10.02.2009

Waking Up

I woke up in the best and worst way today. The chill of Fall has just begun to settle in, only at night, really, for the days are still sun-drenched and warm. It's the kind of chill that, just now, requires an extra quilt on the bed at night. It's time for three layers of warm. It feels good to slip into cool sheets at night and wait, like an oven, for it to slowly warm up.

Sleep has never been a problem for me, until lately. Once I get there, I'm there and hope to stay for hours. And when he gets up in the morning, I sometimes let my feet migrate to the warm spot where he was, and hope deeply to fall back in for more. This morning was one of those mornings.

Often my alarm clock, I'm awakened by his gentle hand placed on my hip. A slowly given kiss usually follows. This morning as I left sleep, I was deep in a dream. I dreamed it was Thanksgiving and it was my parents house, but the house in my dream is one I've never seen before or lived in. My Dad is in his slippers and the house is warm. It looks like a scene from the 70's because there are wood-paneled walls and the dishwasher I remember seeing is mustard yellow. He likes the gift I'd given him and I felt proud as he hugged me.

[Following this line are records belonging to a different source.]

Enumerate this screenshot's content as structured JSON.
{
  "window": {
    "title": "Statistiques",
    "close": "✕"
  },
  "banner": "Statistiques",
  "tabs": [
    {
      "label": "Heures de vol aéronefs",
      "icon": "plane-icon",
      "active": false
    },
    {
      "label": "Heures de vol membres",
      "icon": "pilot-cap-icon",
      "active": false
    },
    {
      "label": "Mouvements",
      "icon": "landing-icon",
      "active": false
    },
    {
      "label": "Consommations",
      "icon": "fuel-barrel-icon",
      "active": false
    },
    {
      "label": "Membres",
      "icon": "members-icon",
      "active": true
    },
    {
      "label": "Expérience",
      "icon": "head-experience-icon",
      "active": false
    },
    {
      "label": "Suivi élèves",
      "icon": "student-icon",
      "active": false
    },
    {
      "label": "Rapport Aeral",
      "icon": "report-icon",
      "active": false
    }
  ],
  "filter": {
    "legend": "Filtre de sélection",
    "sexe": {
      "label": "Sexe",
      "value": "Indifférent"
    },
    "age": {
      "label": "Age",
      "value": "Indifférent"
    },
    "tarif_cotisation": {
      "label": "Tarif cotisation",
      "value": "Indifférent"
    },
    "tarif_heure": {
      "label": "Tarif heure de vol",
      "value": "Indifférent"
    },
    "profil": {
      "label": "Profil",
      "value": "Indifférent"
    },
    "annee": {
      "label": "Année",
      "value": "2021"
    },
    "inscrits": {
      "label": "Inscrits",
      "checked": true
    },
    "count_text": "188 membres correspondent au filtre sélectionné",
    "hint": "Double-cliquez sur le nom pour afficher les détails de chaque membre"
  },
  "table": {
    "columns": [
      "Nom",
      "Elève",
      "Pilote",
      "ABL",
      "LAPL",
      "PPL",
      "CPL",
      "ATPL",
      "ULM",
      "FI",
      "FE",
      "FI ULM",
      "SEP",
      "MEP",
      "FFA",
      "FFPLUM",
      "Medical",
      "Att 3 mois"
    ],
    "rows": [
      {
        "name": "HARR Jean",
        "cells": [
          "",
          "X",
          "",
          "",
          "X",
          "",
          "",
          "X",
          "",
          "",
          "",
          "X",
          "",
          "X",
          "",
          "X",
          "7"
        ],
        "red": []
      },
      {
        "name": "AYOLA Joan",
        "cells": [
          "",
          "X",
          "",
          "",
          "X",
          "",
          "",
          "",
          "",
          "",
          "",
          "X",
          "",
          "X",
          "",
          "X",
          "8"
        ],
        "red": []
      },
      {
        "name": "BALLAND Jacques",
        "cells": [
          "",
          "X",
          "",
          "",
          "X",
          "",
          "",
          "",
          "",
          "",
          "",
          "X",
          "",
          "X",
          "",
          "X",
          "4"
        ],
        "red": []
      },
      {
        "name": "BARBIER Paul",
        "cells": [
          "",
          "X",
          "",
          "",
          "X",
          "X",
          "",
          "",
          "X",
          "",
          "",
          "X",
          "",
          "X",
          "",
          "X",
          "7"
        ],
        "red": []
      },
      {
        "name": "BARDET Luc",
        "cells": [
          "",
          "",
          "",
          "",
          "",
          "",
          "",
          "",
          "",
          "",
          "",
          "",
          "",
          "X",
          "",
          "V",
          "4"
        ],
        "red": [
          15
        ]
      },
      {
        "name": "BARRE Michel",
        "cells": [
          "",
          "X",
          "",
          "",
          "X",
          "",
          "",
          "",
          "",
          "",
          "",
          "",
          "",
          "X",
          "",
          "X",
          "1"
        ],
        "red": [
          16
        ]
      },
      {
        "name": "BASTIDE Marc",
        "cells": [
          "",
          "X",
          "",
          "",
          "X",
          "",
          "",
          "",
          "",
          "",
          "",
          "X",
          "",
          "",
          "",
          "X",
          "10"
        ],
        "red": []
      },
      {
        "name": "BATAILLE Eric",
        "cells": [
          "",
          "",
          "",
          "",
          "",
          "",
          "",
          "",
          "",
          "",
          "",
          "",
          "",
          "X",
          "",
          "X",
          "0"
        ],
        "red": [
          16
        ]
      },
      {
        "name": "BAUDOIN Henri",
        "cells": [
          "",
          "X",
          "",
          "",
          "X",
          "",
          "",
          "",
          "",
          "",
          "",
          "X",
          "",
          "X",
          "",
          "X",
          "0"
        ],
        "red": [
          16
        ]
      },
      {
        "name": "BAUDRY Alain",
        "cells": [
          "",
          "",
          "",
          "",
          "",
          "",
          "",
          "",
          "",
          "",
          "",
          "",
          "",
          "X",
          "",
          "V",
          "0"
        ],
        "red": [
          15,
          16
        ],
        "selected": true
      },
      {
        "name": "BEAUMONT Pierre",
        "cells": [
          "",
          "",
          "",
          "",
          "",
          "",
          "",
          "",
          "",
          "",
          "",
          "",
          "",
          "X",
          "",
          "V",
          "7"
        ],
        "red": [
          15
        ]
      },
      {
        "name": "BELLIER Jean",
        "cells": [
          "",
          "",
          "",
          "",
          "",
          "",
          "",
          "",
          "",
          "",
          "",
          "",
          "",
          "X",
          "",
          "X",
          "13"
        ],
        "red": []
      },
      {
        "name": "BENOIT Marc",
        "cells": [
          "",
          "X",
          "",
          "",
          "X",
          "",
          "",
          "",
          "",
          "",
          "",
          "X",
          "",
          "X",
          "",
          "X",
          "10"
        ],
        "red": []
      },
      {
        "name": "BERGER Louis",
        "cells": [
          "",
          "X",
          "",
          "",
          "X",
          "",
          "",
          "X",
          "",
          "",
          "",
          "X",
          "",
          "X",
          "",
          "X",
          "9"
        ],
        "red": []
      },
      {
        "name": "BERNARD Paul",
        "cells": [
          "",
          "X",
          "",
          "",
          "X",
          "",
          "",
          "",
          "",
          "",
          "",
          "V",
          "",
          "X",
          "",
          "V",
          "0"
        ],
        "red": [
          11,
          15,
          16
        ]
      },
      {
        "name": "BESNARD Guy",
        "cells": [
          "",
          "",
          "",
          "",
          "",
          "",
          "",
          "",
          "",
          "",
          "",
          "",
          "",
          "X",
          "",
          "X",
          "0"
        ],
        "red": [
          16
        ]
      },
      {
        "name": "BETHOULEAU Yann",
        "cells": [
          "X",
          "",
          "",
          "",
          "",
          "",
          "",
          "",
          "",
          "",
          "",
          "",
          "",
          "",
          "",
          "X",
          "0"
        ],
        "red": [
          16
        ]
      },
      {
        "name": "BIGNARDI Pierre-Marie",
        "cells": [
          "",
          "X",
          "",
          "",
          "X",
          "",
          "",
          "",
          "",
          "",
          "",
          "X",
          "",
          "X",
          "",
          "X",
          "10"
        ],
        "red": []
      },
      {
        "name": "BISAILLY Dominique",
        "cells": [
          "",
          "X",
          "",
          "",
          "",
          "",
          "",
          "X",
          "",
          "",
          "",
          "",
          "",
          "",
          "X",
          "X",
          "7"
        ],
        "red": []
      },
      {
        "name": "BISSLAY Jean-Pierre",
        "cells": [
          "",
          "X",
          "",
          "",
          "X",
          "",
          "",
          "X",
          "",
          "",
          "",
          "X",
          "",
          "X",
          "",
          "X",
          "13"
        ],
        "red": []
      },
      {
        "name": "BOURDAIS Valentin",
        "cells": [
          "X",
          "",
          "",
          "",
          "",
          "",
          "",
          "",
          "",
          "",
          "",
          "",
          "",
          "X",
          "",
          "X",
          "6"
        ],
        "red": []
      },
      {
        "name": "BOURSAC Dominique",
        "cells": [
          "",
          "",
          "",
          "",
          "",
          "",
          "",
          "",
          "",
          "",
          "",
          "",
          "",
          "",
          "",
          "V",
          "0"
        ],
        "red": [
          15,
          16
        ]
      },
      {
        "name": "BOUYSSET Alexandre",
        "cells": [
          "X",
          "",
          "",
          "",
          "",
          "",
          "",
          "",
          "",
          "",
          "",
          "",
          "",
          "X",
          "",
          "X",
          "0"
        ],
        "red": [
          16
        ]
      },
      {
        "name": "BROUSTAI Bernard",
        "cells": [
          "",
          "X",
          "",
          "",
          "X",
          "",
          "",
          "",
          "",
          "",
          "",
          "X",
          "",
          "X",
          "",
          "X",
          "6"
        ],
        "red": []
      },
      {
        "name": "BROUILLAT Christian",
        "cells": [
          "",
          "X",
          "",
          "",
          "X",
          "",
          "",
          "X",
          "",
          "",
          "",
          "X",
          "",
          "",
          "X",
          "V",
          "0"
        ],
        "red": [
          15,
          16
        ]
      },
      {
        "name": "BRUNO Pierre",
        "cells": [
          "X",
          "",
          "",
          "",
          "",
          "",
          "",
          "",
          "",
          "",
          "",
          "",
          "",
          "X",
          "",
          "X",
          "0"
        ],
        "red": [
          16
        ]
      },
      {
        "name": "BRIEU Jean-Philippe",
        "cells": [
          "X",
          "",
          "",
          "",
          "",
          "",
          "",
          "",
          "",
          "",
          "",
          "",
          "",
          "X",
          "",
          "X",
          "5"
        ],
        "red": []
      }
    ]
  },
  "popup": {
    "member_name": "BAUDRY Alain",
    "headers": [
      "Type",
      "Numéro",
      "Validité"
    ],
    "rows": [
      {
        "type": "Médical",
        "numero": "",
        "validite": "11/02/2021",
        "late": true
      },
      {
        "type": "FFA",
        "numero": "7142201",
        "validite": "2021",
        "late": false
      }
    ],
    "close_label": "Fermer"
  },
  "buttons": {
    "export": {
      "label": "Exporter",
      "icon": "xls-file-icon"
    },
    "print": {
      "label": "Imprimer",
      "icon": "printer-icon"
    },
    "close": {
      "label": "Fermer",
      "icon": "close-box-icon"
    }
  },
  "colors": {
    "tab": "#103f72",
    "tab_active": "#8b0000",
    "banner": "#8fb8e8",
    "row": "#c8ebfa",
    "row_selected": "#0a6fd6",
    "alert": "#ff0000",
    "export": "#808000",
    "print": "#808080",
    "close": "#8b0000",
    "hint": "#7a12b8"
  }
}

Outside, there was leftover snow only in shadows when, in pajamas, we walked out to look at the day together, expecting the sun. I sort of gave a stretch as he snatched up the paper from the end of the driveway. I felt held there even though we were standing.

And, that was it. Hand on hip, I was now awake, and sad. Coming to, I shut my eyes tighter as I hugged my worn feather pillow closer. I didn't want to leave that feeling of being held. I wanted to go back there and stay for a while and put off the feeling of another new day.